Concept: how to rclone sync new files without relying on timestamps, without flooding local storage

stealth.mode · September 11, 2021, 7:42am

Our approach of synchronizing new files from cloud to local may be of interest for others. So I'll share it.

Background:

Our application stores chunks of encrypted data als files in different cloud storages. Basic principles are:

do encrypt quantum computer safe
split encrypted data into chunks
store chunks in different legal entities (different providers in different countries).

File names are composed of hash values and a file is never modified as required by object store systems.

Problem:

On clients we want new files to be downloaded and processed. Only the result of the processing and only meta data of the files should be store somewhere locally. Cloud storages are used to sync data between multiple clients.

In the beginning we used rclone sync with the --max-age property. But file creation time may be something different than file arrival time in the cloud. And how to handle wrong time settings on the clients? And how to prevent customers from changing the time while synching files? As always relying on timestamps is no fun.

So we had the following idea:

how about syncing everything from remote to local, process the synced data and evacuate the processed files then? So we only have empty files locally with the same file names as the ones in the cloud. We guide rclone not to take care about modification time nor about md5 values, just file names.

We listen to file system events, so our Flutter code get's informed about new arrivals and about local (empty) files which get deleted because their counterpart in the cloud got deleted. We have lots of empty files which we use as an inventory (they are actually not empty but keep meta data but do not hold heavy payload).

What we achieved:

We relay heavily on rclone sync. Because files only get created and deleted and never modified we advice rclone to ignore all time consuming processing criteria. rclone sync then just pulls files which are missing locally. And removes local files which are missing in the cloud. And when a Dido clients clock is set to 6th of June 2013 (wich is an important date) rclone sync still works as expected.
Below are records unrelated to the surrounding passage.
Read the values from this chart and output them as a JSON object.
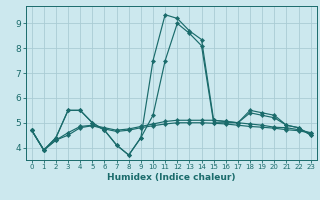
{
  "xlabel": "Humidex (Indice chaleur)",
  "xlim": [
    -0.5,
    23.5
  ],
  "ylim": [
    3.5,
    9.7
  ],
  "yticks": [
    4,
    5,
    6,
    7,
    8,
    9
  ],
  "xticks": [
    0,
    1,
    2,
    3,
    4,
    5,
    6,
    7,
    8,
    9,
    10,
    11,
    12,
    13,
    14,
    15,
    16,
    17,
    18,
    19,
    20,
    21,
    22,
    23
  ],
  "bg_color": "#cce8ee",
  "grid_color": "#aaccd4",
  "line_color": "#1a6b6b",
  "lines": [
    {
      "x": [
        0,
        1,
        2,
        3,
        4,
        5,
        6,
        7,
        8,
        9,
        10,
        11,
        12,
        13,
        14,
        15,
        16,
        17,
        18,
        19,
        20,
        21,
        22,
        23
      ],
      "y": [
        4.7,
        3.9,
        4.4,
        5.5,
        5.5,
        5.0,
        4.7,
        4.1,
        3.7,
        4.4,
        7.5,
        9.35,
        9.2,
        8.7,
        8.35,
        5.1,
        5.05,
        5.0,
        5.5,
        5.4,
        5.3,
        4.9,
        4.8,
        4.5
      ]
    },
    {
      "x": [
        0,
        1,
        2,
        3,
        4,
        5,
        6,
        7,
        8,
        9,
        10,
        11,
        12,
        13,
        14,
        15,
        16,
        17,
        18,
        19,
        20,
        21,
        22,
        23
      ],
      "y": [
        4.7,
        3.9,
        4.4,
        5.5,
        5.5,
        5.0,
        4.7,
        4.1,
        3.7,
        4.4,
        5.3,
        7.5,
        9.0,
        8.6,
        8.1,
        5.0,
        5.0,
        5.0,
        5.4,
        5.3,
        5.2,
        4.9,
        4.8,
        4.5
      ]
    },
    {
      "x": [
        0,
        1,
        2,
        3,
        4,
        5,
        6,
        7,
        8,
        9,
        10,
        11,
        12,
        13,
        14,
        15,
        16,
        17,
        18,
        19,
        20,
        21,
        22,
        23
      ],
      "y": [
        4.7,
        3.9,
        4.3,
        4.6,
        4.85,
        4.9,
        4.8,
        4.7,
        4.75,
        4.85,
        4.95,
        5.05,
        5.1,
        5.1,
        5.1,
        5.1,
        5.05,
        5.0,
        4.95,
        4.9,
        4.82,
        4.8,
        4.72,
        4.6
      ]
    },
    {
      "x": [
        0,
        1,
        2,
        3,
        4,
        5,
        6,
        7,
        8,
        9,
        10,
        11,
        12,
        13,
        14,
        15,
        16,
        17,
        18,
        19,
        20,
        21,
        22,
        23
      ],
      "y": [
        4.7,
        3.9,
        4.3,
        4.5,
        4.8,
        4.88,
        4.75,
        4.65,
        4.7,
        4.8,
        4.88,
        4.95,
        5.0,
        5.0,
        5.0,
        4.98,
        4.95,
        4.9,
        4.85,
        4.82,
        4.78,
        4.72,
        4.68,
        4.58
      ]
    }
  ]
}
stealth.mode · September 12, 2021, 4:15am

To be more precise, we use:
--ignore-existing
which makes processing that fast. Furthermore, because we call rclone sync often, we also use:

--fast-list
--retries 1
--low-level-retries 5

asdffdsa · September 12, 2021, 5:54pm

you see to have a complex use case, so not sure this is helpful

use rclone check and feed that output to rclone copy

stealth.mode · September 14, 2021, 9:41am

Thank you for your idea of using rclone check. But using empty documents with rclone sync and making rclone ignore all existing stuff just fist perfectly to our use case. That's why I shared the approach because it is not an obvious solution.

system · November 14, 2021, 5:41am

This topic was automatically closed 60 days after the last reply. New replies are no longer allowed.